Aujourd’hui, cette exclusion par les mots, par l’accent, joue encore à plein. Tout lecteur s’est déjà vu confronté à ces oukazes verbaux, ces racismes linguistiques particuliers. À l’exclusion sociale correspond un racisme verbal. Actuellement, les banlieues, toutes villes confondues, représentent 10 % du territoire français, 10 % de gens parlant le sous-français ou ne parlant plus vraiment la langue commune : une population qui n’est ni représentée par un homme politique, ni par un écrivain (un Hugo ou un Vallès des zones de non-droit ?), sauf par des rappeurs prisonniers d’une poétique et d’une diction excluantes (comme Booba). À cette exclusion des parlers du bas correspond désormais, fait inédit, mais capital pour expliquer l’effondrement du français, une exclusion de la frange lettrée. Les élites ont déserté la bibliothèque, Sarkozy répudié La Princesse de Clèves. Un éditeur aujourd’hui se sentirait en droit de refuser un manuscrit de Faulkner ou de Rabelais. Une sorte de moyen français, une koinè diluée, proche du parler journalistique le plus plat, a tout envahi. La parole politique comme la littéraire survivent au-dessous de l’étiage qu’on pensait le plus bas. L’abaissement programmé et concerté du niveau scolaire est le signe le plus pathétique de ce suicide, l’adaptation démagogique à une certaine idée de la démocratie par le bas.

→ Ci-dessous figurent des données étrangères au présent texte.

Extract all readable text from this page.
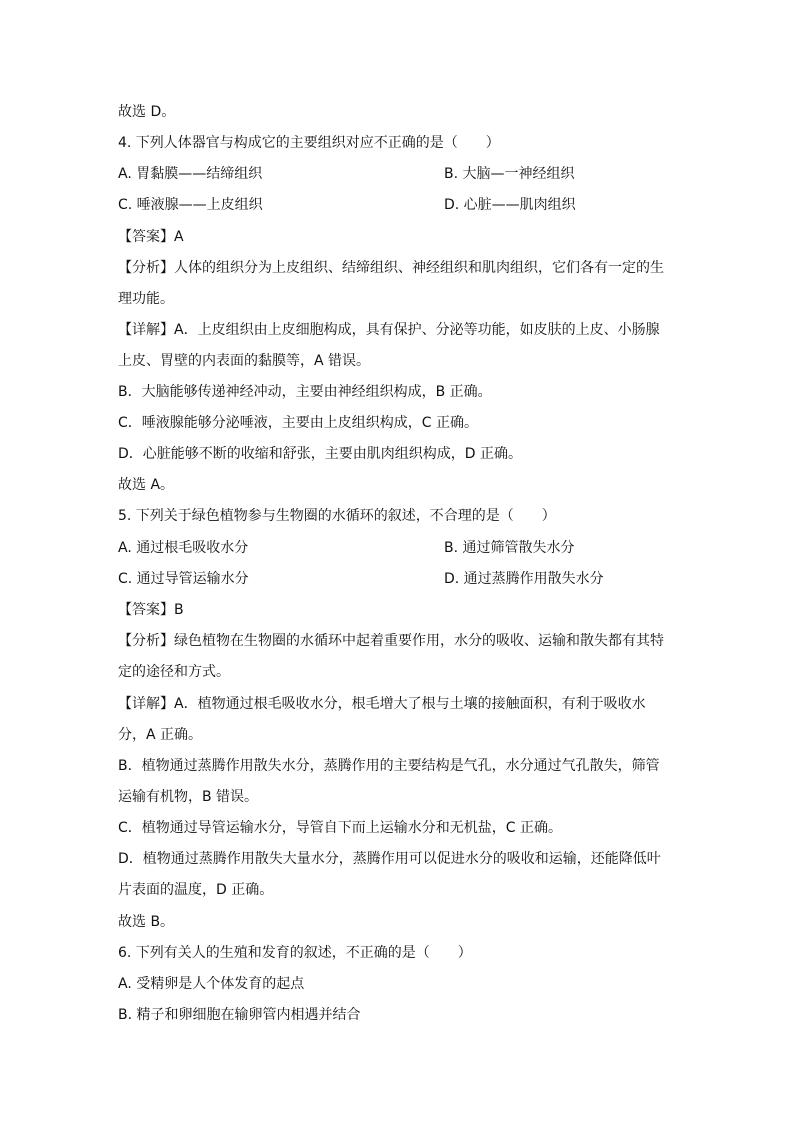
故选 D。
4. 下列人体器官与构成它的主要组织对应不正确的是（　　）
A. 胃黏膜——结缔组织	B. 大脑—一神经组织
C. 唾液腺——上皮组织	D. 心脏——肌肉组织
【答案】A
【分析】人体的组织分为上皮组织、结缔组织、神经组织和肌肉组织，它们各有一定的生
理功能。
【详解】A．上皮组织由上皮细胞构成，具有保护、分泌等功能，如皮肤的上皮、小肠腺
上皮、胃壁的内表面的黏膜等，A 错误。
B．大脑能够传递神经冲动，主要由神经组织构成，B 正确。
C．唾液腺能够分泌唾液，主要由上皮组织构成，C 正确。
D．心脏能够不断的收缩和舒张，主要由肌肉组织构成，D 正确。
故选 A。
5. 下列关于绿色植物参与生物圈的水循环的叙述，不合理的是（　　）
A. 通过根毛吸收水分	B. 通过筛管散失水分
C. 通过导管运输水分	D. 通过蒸腾作用散失水分
【答案】B
【分析】绿色植物在生物圈的水循环中起着重要作用，水分的吸收、运输和散失都有其特
定的途径和方式。
【详解】A．植物通过根毛吸收水分，根毛增大了根与土壤的接触面积，有利于吸收水
分，A 正确。
B．植物通过蒸腾作用散失水分，蒸腾作用的主要结构是气孔，水分通过气孔散失，筛管
运输有机物，B 错误。
C．植物通过导管运输水分，导管自下而上运输水分和无机盐，C 正确。
D．植物通过蒸腾作用散失大量水分，蒸腾作用可以促进水分的吸收和运输，还能降低叶
片表面的温度，D 正确。
故选 B。
6. 下列有关人的生殖和发育的叙述，不正确的是（　　）
A. 受精卵是人个体发育的起点
B. 精子和卵细胞在输卵管内相遇并结合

Le roman actuel sert de laboratoire pour la dilapidation des ressources illimitées de la langue et sa réduction libérale, capitalistique, à une sorte de déchet commercial vite consommable, vite dégradable. La littérature industrielle a breveté l’appellation « roman » pour achever définitivement le mystère divin et la force du Verbe. La Langue, son exercice majuscule, excède cet usage boutiquier. Toutes les formes inférieures et simplifiées de récit sont susceptibles d’être « décrites » et digérées par la langue écrite lorsqu’elle est maniée à plein. Le français intégral intègre ces formes diminutives diminuées. Sauf, bien sûr, si l’artiste / le producteur d’objet culturel, pour des raisons matérielles et/ou politiques, se sent le désir de se soumettre et collaborer.